8.5/10Moriarty - Gee Whiz but this is a Lonesome Town

/ Critique - écrit par nazonfly (), le 29/07/2008
Notre verdict : 8.5/10 - Buffaloland (Ecrivez votre critique)

Temps de lecture estimé de l'article : 3 minute(s) - 4 réactions

Il est plus que temps de se pencher sur la folk au bon goût d'Amérique de la famille Moriarty.

Moriarty est l'un de ces groupes dont on entend beaucoup parler ces derniers temps. Après une prestation réussie aux Eurockéennes de Belfort, il est temps de revenir sur Gee whiz but this is a lonesome town, le premier album de ces franco-américains.

Deschiens américains

Promenons-nous dans les bois
Promenons-nous dans les bois
L'histoire de la sortie de cet album est presque celle d'un conte de fées. Nés en France de parents américains, les Moriarty se rencontrent sur les bancs d'un lycée américain à Paris. C'est sans doute en réaction à un environnement français qu'ils se sont tournés vers leurs racines américaines en montant leur groupe. Comme un symbole, ils auront repris le nom du héros de Jack Kerouac dans Sur la route, l'un des plus grands livres étatsuniens. Près de dix ans après, dont trois avec leur nouvelle chanteuse, Rosemary, ils passent dans un théâtre parisien. Un théâtre qui appartient à Jérôme Deschamps et Macha Makeïeff, les célèbres producteurs des Deschiens. Poussés par le duo, les membres de Moriarty vont rapidement enregistré un album de leurs chansons, certaines étrennées pendant dix ans, sur le label Naïve. Sans doute est-ce un effet de la maturité, ce premier album au titre étrange (on pourrait le traduire par « Super mais c'est une ville solitaire ») est une réussite.
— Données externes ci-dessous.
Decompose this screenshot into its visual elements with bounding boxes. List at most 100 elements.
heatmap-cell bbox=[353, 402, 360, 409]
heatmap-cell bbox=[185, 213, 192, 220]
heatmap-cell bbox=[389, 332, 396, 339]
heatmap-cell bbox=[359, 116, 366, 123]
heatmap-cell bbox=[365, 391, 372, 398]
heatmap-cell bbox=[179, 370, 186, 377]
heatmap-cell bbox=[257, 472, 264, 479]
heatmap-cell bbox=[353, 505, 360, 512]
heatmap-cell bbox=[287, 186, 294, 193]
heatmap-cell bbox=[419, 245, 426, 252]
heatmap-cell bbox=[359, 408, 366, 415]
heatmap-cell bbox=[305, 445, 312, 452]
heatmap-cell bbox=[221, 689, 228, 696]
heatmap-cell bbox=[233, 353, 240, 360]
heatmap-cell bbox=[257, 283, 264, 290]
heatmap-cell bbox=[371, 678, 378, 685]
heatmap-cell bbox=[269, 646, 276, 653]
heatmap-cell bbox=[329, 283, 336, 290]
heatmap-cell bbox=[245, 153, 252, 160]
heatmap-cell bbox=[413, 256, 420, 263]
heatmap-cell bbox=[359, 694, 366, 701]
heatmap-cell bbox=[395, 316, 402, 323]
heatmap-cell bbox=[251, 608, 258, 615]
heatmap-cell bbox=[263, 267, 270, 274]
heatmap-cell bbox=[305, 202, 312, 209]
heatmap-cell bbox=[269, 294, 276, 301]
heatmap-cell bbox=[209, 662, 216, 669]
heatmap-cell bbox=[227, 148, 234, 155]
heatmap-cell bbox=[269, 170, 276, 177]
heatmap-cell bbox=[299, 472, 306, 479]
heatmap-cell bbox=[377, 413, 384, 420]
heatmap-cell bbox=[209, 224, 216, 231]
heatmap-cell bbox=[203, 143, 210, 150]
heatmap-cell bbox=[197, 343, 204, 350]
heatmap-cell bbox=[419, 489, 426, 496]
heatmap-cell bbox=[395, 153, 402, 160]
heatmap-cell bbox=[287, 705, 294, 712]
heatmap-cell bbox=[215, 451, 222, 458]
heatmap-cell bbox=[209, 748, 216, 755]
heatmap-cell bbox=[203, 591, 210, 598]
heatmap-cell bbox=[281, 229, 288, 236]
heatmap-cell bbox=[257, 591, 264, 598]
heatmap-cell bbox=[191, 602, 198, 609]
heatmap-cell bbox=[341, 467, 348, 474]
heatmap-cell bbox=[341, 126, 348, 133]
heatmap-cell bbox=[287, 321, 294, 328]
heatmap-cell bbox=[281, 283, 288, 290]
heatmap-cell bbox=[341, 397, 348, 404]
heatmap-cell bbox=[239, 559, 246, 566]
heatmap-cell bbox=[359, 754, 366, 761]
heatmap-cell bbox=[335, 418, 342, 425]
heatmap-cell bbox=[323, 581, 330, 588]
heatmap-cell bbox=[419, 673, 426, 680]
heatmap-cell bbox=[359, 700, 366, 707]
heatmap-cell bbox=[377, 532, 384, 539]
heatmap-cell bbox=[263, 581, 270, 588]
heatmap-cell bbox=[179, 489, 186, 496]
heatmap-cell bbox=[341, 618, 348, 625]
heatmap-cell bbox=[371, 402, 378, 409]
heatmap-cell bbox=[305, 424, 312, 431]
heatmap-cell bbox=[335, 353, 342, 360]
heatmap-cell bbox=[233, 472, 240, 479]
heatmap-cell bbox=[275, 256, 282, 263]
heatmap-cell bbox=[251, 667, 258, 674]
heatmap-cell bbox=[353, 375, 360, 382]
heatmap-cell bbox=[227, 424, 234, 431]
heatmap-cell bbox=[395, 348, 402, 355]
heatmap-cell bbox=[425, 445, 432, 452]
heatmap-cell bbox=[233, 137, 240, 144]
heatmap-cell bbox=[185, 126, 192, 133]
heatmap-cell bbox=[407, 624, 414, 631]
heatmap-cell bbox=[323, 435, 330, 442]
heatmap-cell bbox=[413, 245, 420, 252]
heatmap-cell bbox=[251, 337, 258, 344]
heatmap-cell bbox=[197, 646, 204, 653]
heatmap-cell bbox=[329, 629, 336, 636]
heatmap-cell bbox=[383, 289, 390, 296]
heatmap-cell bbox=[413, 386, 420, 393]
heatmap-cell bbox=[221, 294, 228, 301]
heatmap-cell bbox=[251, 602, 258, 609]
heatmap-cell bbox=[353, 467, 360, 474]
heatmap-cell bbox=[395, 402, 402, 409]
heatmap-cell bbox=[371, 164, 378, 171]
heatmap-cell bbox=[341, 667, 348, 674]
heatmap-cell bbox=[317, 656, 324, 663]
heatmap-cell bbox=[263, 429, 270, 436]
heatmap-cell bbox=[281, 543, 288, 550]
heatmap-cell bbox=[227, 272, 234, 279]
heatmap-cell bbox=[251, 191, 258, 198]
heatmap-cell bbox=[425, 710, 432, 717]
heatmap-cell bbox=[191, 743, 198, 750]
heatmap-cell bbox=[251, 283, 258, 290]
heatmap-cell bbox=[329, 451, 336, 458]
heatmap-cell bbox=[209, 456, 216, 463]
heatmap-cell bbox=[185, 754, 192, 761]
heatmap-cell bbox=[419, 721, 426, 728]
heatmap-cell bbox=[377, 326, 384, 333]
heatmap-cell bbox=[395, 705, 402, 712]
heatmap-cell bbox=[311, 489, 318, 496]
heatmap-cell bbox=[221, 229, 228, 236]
Des saloons aux arrière-salles enfumées

Loup y es-tu ?
Loup y es-tu ?
Un peu de guitare délicate, un soupçon d'harmonica : Jimmy ouvre l'album de fort belle manière. En fond quelques voix masculines jouent les choeurs, comme un sobre écrin pour la voix chaude et vibrillonante de Rosemary. En quelques secondes, l'auditeur est transporté dans une Amérique fantasmée, celle des saloons enfumés des westerns comme celle des arrière-salles toutes aussi enfumées des années 30 (Fireday). Toute la moiteur de ces clichés reviennent quand on ferme les yeux en écoutant cet album. Sans doute est-ce un effet de cet harmonica lancinant, miaulant, de ce banjo omniprésent ou de cette contrebasse vombrissante qui surgit parfois et remplit un univers (l'interlude instrumental ... qui se suffit à lui-même). Sans doute est-ce aussi l'adjonction de ces détails musicaux qui donnent une certaine réalité à la scène. Les chiens jappent sur Lovelinesse, comme à l'arrivée de la diligence; un crotale se fait entendre sur Motel, une antique machine à écrire cliquette dans un coin. Sans doute est-ce surtout le majestueux organe de Rosemary, une voix enveloppante, chaleureuse, qui s'étend langoureusement, comme accablée par un soleil de plomb, mais qui sait aussi se faire douce et délicate comme un flocon de neige sur Tagono-Ura (même si cette voix n'est pas de celles qui glacent).

Les paroles plutôt contemporaines, de la jeune fille qui s'engage dans l'armée pour payer ses études (Private Lily) à l'homme blanc en 4X4 tueur de violeur de Whiteman's ballad en passant par le sushi, ne parviennent pas à faire oublier cet univers si spécial. Lorgnant vers le jazz sur Jaywalker, plus expérimental sur Animals can't laugh, Moriarty nous propose, en une douzaine de titres, un succédané de l'Amérique des années 1800 aux années 1930. Un calme et une volupté en tons sépias ou noir et blanc qui se dégustent plus qu'ils ne s'écoutent.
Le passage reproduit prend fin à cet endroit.